L’employeur peut imposer à ses salariés une obligation de neutralité
La loi n° 2016-1088 du 8 août 2016 relative au travail, à la modernisation du dialogue social et à la sécurisation des parcours professionnels, a introduit un article L1321-2-1 dans le code du travail qui autorise l’inscription dans le règlement intérieur d’un principe de neutralité, restreignant la manifestation des convictions des salariés, à la double condition que ces restrictions soient :
- justifiées par l’exercice d’autres libertés et droits fondamentaux ou par les nécessités du bon fonctionnement de l’entreprise ;
- proportionnées au but recherché.
Dans un arrêt du 22 novembre 2017 (Cass.soc. 22 novembre 2017, n°13-19.855), la Cour de cassation juge que l’employeur, investi de la mission de faire respecter au sein de la communauté de travail l’ensemble des libertés et droits fondamentaux de chaque salarié, peut prévoir dans le règlement intérieur de l’entreprise ou dans une note de service soumise aux mêmes dispositions que le règlement intérieur en application de l’article L. 1321-5 du code du travail, une clause de neutralité interdisant le port visible de tout signe politique, philosophique ou religieux sur le lieu de travail, dès lors que cette clause générale et indifférenciée n’est appliquée qu’aux salariés se trouvant en contact avec les clients.

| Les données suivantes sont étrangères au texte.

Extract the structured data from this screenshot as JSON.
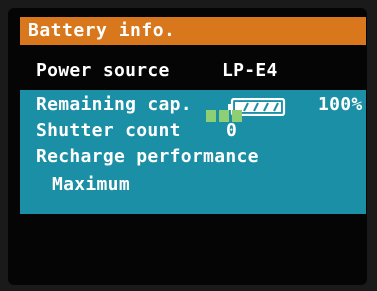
{
  "header": {
    "title": "Battery info."
  },
  "power_source": {
    "label": "Power source",
    "value": "LP-E4"
  },
  "remaining": {
    "label": "Remaining cap.",
    "percent": "100%",
    "fill_fraction": 1.0
  },
  "shutter": {
    "label": "Shutter count",
    "value": "0"
  },
  "recharge": {
    "label": "Recharge performance",
    "level_label": "Maximum",
    "bars_filled": 3,
    "bars_total": 3
  },
  "colors": {
    "title_bar": "#d8771c",
    "panel": "#1b8fa5",
    "bars": "#8fcf74"
  },
  "icons": {
    "battery": "battery-full-icon"
  }
}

En présence du refus d’une salariée de se conformer à une telle clause dans l’exercice de ses activités professionnelles auprès des clients de l’entreprise, il appartient à l’employeur de rechercher si, tout en tenant compte des contraintes inhérentes à l’entreprise et sans que celle-ci ait à subir une charge supplémentaire, il lui est possible de proposer à la salariée un poste de travail n’impliquant pas de contact visuel avec ces clients, plutôt que de procéder à son licenciement.
Dans cette affaire, une salariée, ingénieur d’études, avait été licenciée pour faute pour avoir refusé d’ôter son foulard islamique lorsqu’elle intervenait dans des entreprises clientes de son employeur.
L’interdiction faite à la salariée de porter le foulard islamique dans ses contacts avec les clients résultait seulement d’un ordre oral donné à la salariée et visant un signe religieux déterminé.
La Cour de cassation juge le licenciement discriminatoire, en retenant d’une part, que la volonté d’un employeur de tenir compte des souhaits d’un client de ne plus voir les services dudit employeur assurés par une salariée portant un foulard islamique ne saurait être considérée comme une « exigence professionnelle essentielle et déterminante », condition posée par la Cour de justice de l’Union européenne ; et d’autre part qu’aucune clause de neutralité interdisant le port visible de tout signe politique, philosophique ou religieux sur le lieu de travail n’était prévue dans le règlement intérieur.
Ainsi, l’employeur ne peut interdire le port visible de signe politique, philosophique ou religieux sur le lieu de travail qu’à la condition, notamment, d’avoir prévu cette interdiction dans le règlement intérieur.